Comma, Dashes, Parentheses: Effectively Using Punctuations in Research Writing

Poor punctuation can camouflage, or even entirely deface brilliant ideas. This article addresses three of the most troublesome marks in English.

  • Comma
  • Dash
  • Parentheses

When to Use Commas in a Sentence

Commas are frequently used and frequently misused. Grammarians have variously assigned a couple dozen distinct uses to the comma, but here we will concentrate only on the most troublesome.

Setting off an Introductory Phrase

Use a comma after an introductory word, phrase, or clause that precedes the main clause.

For the Stop RT, there was a significant condition X group interaction (F = 8.78 (1, 38) P < 0.01).

Foremost among other uses of the comma, this one is geared to the pause an actual speaker would make if the sentence were to be spoken aloud.

Listing

Use a comma when listing items in a series. Some publications have stopped using a comma before the last item in a series and if so, they will ask you to follow suit. Unless you know, however, that the publication has adopted this innovation, always use that last comma (also called the “serial comma” or the “Oxford comma”).

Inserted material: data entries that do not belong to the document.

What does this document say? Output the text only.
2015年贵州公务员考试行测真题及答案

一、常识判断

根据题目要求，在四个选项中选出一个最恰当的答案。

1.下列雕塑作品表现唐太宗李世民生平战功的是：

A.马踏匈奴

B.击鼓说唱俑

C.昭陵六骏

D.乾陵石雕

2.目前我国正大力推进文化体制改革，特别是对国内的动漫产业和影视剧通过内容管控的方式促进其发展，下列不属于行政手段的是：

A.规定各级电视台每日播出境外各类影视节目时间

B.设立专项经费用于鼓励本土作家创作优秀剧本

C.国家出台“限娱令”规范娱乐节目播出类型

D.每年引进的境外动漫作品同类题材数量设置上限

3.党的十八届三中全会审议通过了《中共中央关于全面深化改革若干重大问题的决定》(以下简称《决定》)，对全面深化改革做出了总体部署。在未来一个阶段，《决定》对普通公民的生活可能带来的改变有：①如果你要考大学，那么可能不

In a phrase that includes the serial comma, e.g. “We invited the musicians, JFK, and Stalin,” three invitees are specified. In the phrase without that comma, e.g. “We invited the musicians, JFK and Stalin,” musicians were explicitly invited; moreover “JFK” and “Stalin” can be thought of as members of the musician group.

Bracketing

Misreading a list that lacks its final comma is due to the fact that a comma can validly be used to set off a word or phrase in apposition, one that defines or modifies the phrase that precedes it. This use is also called “bracketing.”

Leaving aside for the moment the anomalies in these lines, a passage containing both ambiguity and truth, one notices that Alisoun at once branches into a new verse paragraph: “And neer he cam, and kneled faire adoun” (803).

In the example, the “anomalies in these lines” are equated with a “passage containing both ambiguity and truth.”

Omission

Sometimes a comma is used to indicate the omission of the word “and” or of a parallel-form marker. In the example below, the last comma stands for “and Khit San was”:

Khit San was Burma’s first “experimental” poetry movement, notable for the inclusion of everyday language.

When to Use Dashes in a Sentence

The dash is also called the “em dash” or “long dash.” Dashes are used as a kind of advanced bracketing to set off emphatic content. Some publishers print a space on either side of the dashes.

The more inventive poetry is in honoring and transforming tradition—while avoiding the political censor—the more extraordinary it can be. (Byrne, 37)

When to Use Parentheses in a Sentence

Unlike the dash, parentheses are used to set off inessential content. If the sentence does not make sense when you skip the information in parentheses, restructure it!

Type II alcoholism has been linked to a disturbance of the central serotonin (5-HT) system. (Crean, 349)

If you find that you are writing very long sentences that require lots of punctuation, you are probably writing about more than one thing at a time, which can confuse or tire your reader. You do not have to tell the reader everything you know in a single sentence!

However, Khit San (translated as “testing the times”) retained a proclivity toward Burmese nationalism and the preservation of cultural symbols—perhaps expectedly under the strong arm of British colonization—and the preservation of a climbing rhyme first used in the pagan era (its rhyme scheme operated a 4-3-2 rhyming pattern of four syllables per line, the last or fourth syllable of the first line rhyming with the third syllable of the next line and the second syllable of the third line, and so on, usually ending with a line of seven syllables). (Byrne, 35)

In the example above, the first parenthetical should be omitted. The second should be rewritten as a separate thought.

Perfectly punctuated sentences of varying structures help you engage and retain your reader’s attention.